He grunted by way of reply. Kardidua brought her right fist to her left shoulder, inclined her head. Then she walked away. That was done and Scabhair was welcome within the tribe's territory. None would question that invitation without word from the chieftain herself.

Hath offered her a brief smile as they were led away. It was clear that there were a mix of permanent and temporary buildings. The central circle of buildings were all wooden, with decorated fronts. There was little formal structure within the tribe, but if one was invited to live at the centre circle over winter then their voice was carrying weight within the tribe.

They walked through a wide, open central space. Already the pyre was being assembled in the centre. To the south of it was the great hall, by far the largest building in the village. It could fit nearly the entire tribe if they packed in.

The buildings on the far side were semi-pemanent. Wooden structures that had been covered with canvas upon the tribe's return. They passed this area too.

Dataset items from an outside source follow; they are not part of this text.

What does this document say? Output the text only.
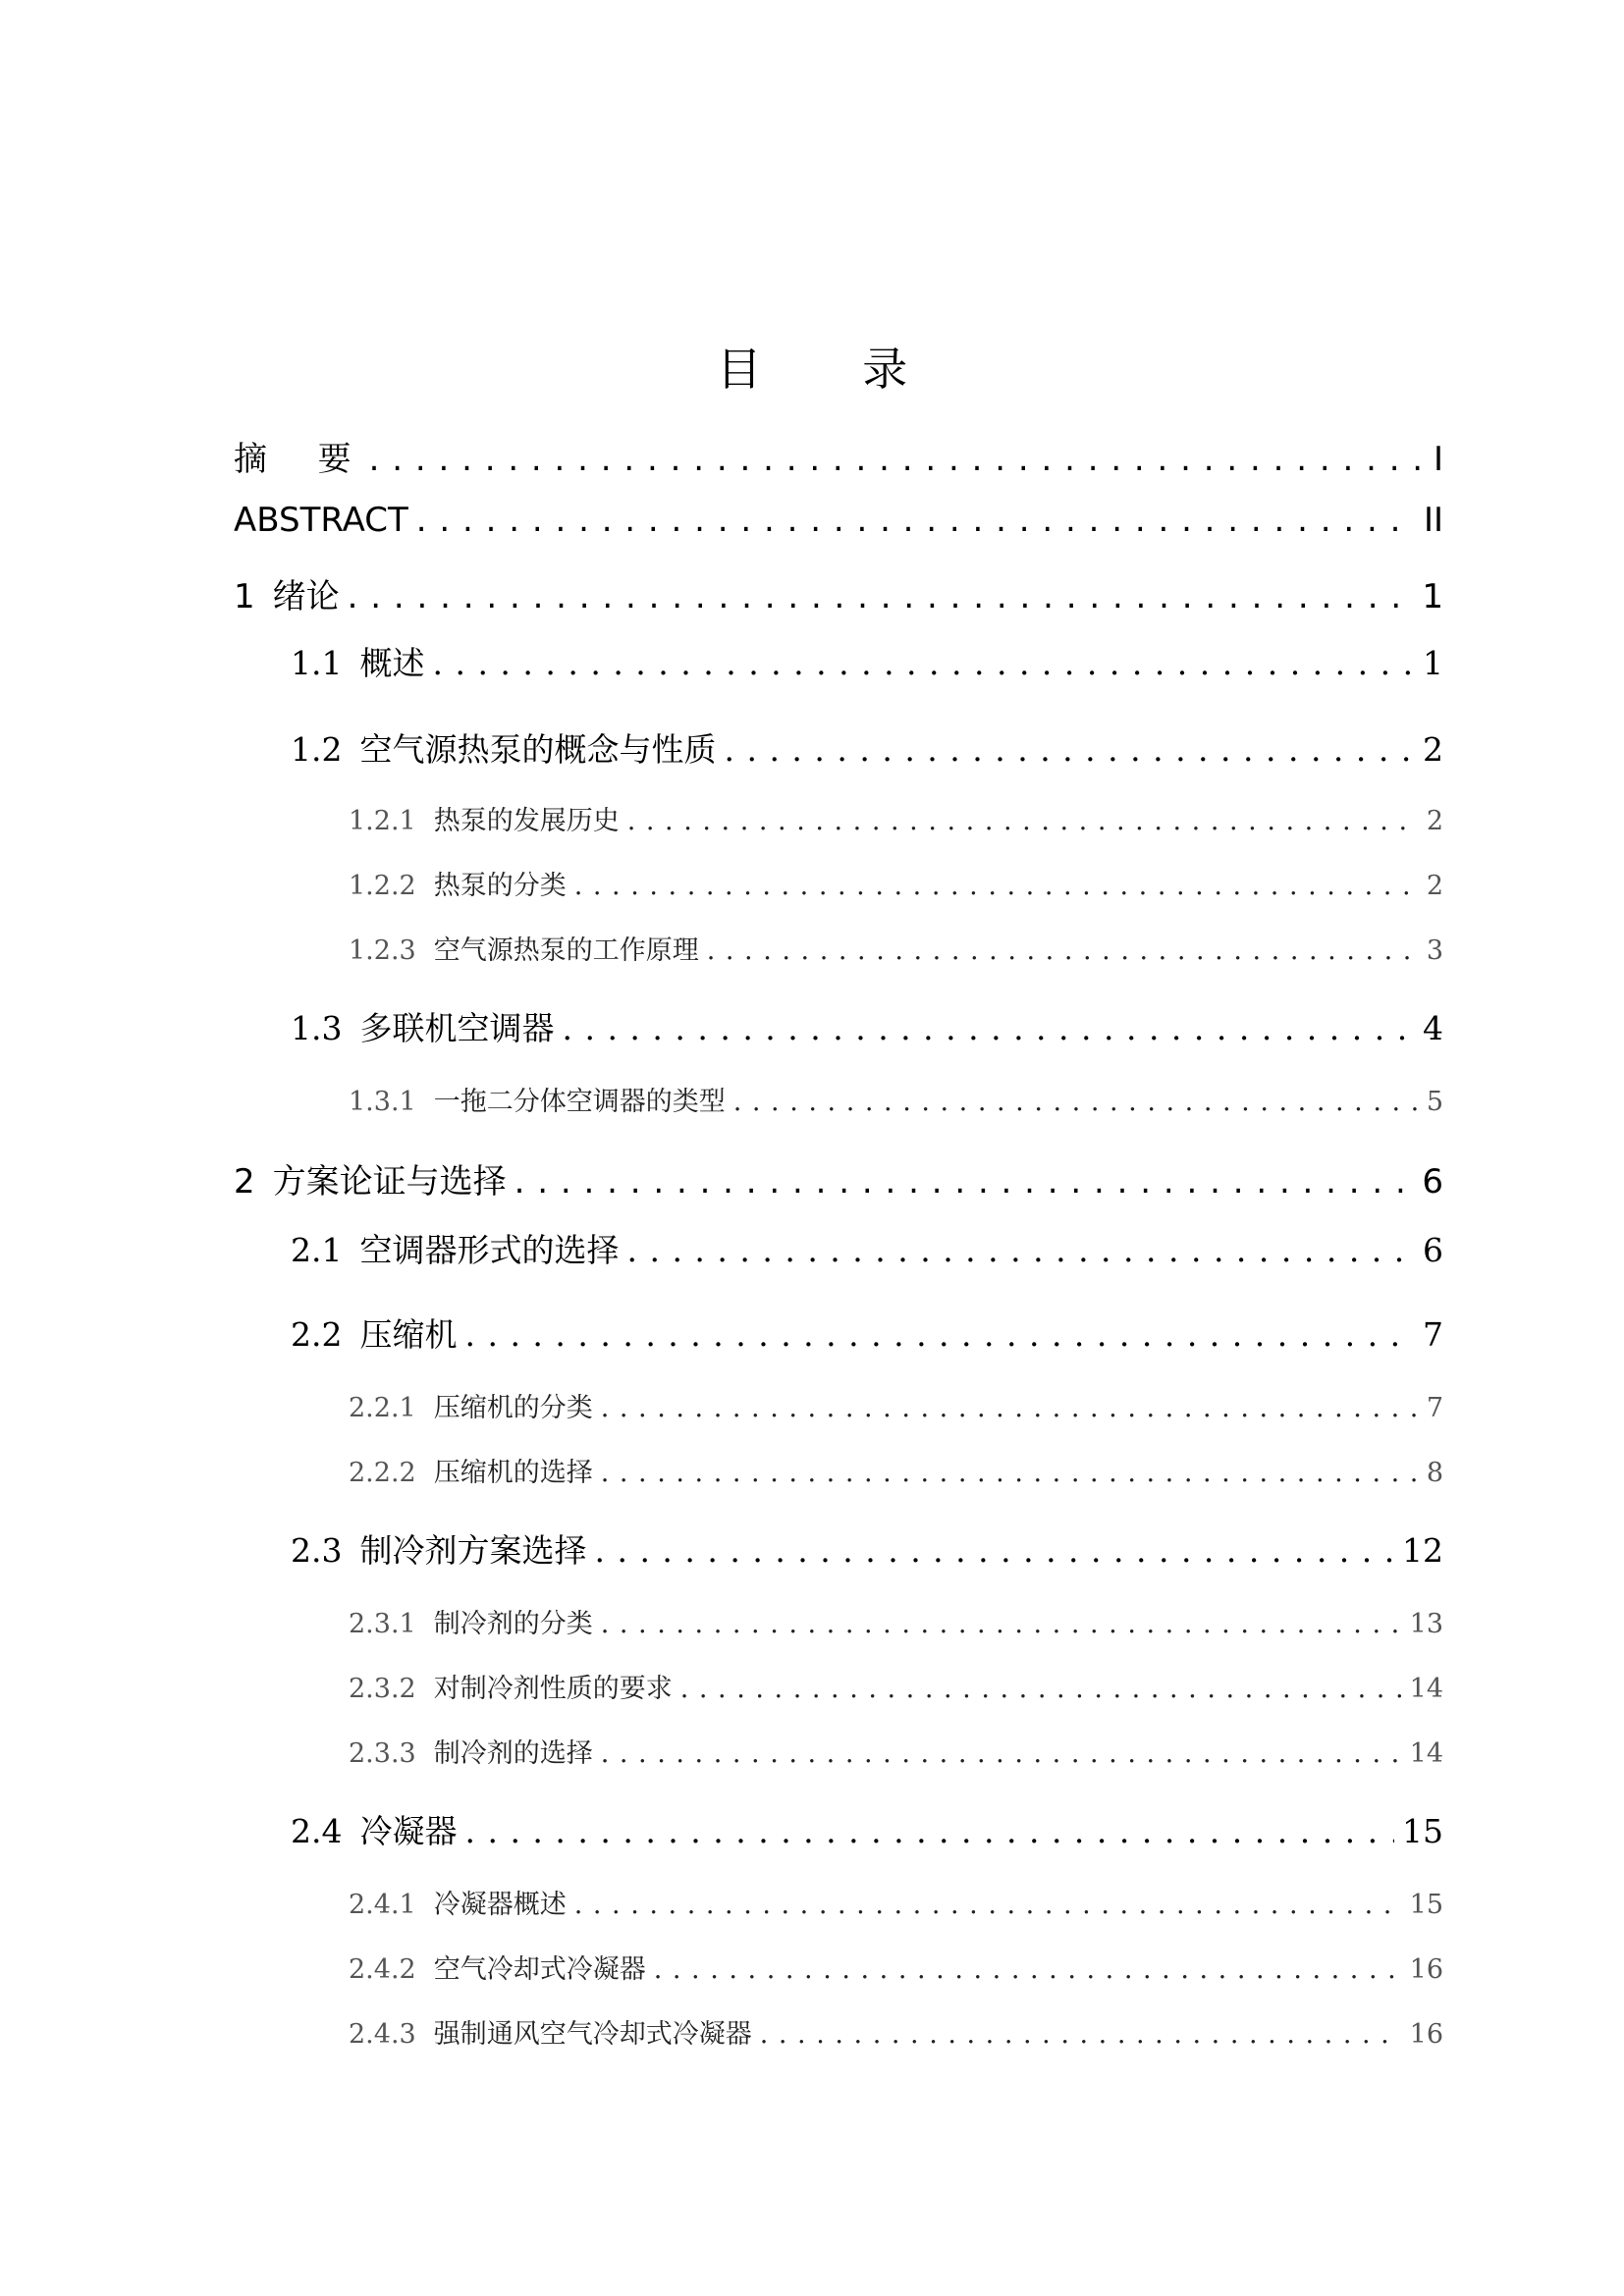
目 录
摘  要 . . .	I
ABSTRACT . . .	II
1 绪论 . . .	1
1.1 概述 . . .	1
1.2 空气源热泵的概念与性质 . . .	2
1.2.1 热泵的发展历史 . . .	2
1.2.2 热泵的分类 . . .	2
1.2.3 空气源热泵的工作原理 . . .	3
1.3 多联机空调器 . . .	4
1.3.1 一拖二分体空调器的类型 . . .	5
2 方案论证与选择 . . .	6
2.1 空调器形式的选择 . . .	6
2.2 压缩机 . . .	7
2.2.1 压缩机的分类 . . .	7
2.2.2 压缩机的选择 . . .	8
2.3 制冷剂方案选择 . . .	12
2.3.1 制冷剂的分类 . . .	13
2.3.2 对制冷剂性质的要求 . . .	14
2.3.3 制冷剂的选择 . . .	14
2.4 冷凝器 . . .	15
2.4.1 冷凝器概述 . . .	15
2.4.2 空气冷却式冷凝器 . . .	16
2.4.3 强制通风空气冷却式冷凝器 . . .	16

Bathyr found them a tent just outside this. It was just tall enough to stand inside. A circle of beams with a sloping roof, a small porch and wooden doorway holding up the outer tent flaps. Sewn hides of deep brown pulled right across it. It was towards the edges of where the village typically ended. Hath placed relative to his station.

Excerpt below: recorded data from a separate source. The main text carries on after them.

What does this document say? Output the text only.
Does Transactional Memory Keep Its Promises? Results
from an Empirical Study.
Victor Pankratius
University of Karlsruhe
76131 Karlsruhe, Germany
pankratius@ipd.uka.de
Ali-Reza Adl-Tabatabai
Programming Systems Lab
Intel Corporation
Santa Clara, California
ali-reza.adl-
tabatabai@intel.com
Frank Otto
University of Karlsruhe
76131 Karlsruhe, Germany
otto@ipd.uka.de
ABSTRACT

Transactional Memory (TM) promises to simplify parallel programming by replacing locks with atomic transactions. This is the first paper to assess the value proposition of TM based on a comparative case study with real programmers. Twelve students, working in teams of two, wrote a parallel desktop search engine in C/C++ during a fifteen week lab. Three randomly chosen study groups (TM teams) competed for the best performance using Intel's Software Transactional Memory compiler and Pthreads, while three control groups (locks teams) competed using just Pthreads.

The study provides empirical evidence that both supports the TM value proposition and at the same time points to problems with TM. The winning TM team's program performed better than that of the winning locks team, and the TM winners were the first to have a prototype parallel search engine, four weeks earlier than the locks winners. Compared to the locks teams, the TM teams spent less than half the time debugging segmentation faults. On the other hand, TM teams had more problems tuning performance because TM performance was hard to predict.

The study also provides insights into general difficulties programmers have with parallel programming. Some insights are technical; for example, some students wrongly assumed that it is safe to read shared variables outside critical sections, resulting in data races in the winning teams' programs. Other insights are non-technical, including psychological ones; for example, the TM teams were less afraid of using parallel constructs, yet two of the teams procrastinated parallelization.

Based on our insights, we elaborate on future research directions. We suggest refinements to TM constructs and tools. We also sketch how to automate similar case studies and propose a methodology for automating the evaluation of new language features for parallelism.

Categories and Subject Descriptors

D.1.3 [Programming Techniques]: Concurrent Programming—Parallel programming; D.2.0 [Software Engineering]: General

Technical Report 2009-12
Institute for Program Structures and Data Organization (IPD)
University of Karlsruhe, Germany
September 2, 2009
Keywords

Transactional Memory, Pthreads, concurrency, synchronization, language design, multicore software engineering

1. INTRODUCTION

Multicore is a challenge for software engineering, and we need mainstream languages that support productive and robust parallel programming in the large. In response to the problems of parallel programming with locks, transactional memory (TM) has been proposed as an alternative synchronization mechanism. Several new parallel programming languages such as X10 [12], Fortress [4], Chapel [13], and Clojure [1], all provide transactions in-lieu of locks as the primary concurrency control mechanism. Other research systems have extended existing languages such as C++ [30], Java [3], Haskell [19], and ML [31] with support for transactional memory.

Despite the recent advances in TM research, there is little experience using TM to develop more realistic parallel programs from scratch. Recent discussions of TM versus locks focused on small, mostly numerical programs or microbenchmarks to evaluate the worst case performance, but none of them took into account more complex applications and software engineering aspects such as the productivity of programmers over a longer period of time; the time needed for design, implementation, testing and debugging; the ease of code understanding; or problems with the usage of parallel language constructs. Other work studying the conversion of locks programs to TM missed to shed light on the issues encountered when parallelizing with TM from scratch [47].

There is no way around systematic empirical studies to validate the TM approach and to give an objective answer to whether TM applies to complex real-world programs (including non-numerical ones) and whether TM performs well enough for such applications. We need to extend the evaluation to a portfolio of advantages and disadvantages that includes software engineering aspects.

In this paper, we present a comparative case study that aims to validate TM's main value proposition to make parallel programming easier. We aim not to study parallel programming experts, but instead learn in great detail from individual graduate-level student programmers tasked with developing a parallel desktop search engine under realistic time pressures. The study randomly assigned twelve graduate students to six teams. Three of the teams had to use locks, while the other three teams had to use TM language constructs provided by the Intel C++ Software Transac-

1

This time there was a space a few metres across that formed a line outside of these tents before another area that had been flattened out. There were tents more sparsely spread across this ground. The area seemed uninhabited.

"We really are hosting the Dynngagh?" Hath asked.

"Yes," his brother replied. "Those that honour our tribe will come soon. It is a good time for the Charosh." There was a curtness to his tone. He did not appreciate Hath spending so much time away from the tribe. He would have preferred another blood ally within the inner circle. He left without another word.

Hath dropped his bag within the outer doors of the tent, taking up his bow and quiver. Turning to Scabhair there was a subtle change in his demeanour. He looked slightly more at peace, less on edge within the safety of his people.

"The Chief likes you," he said with a chuckle. "She has been an exceptional leader," he said, the respect in which he held the clan's matriarch clear in his voice.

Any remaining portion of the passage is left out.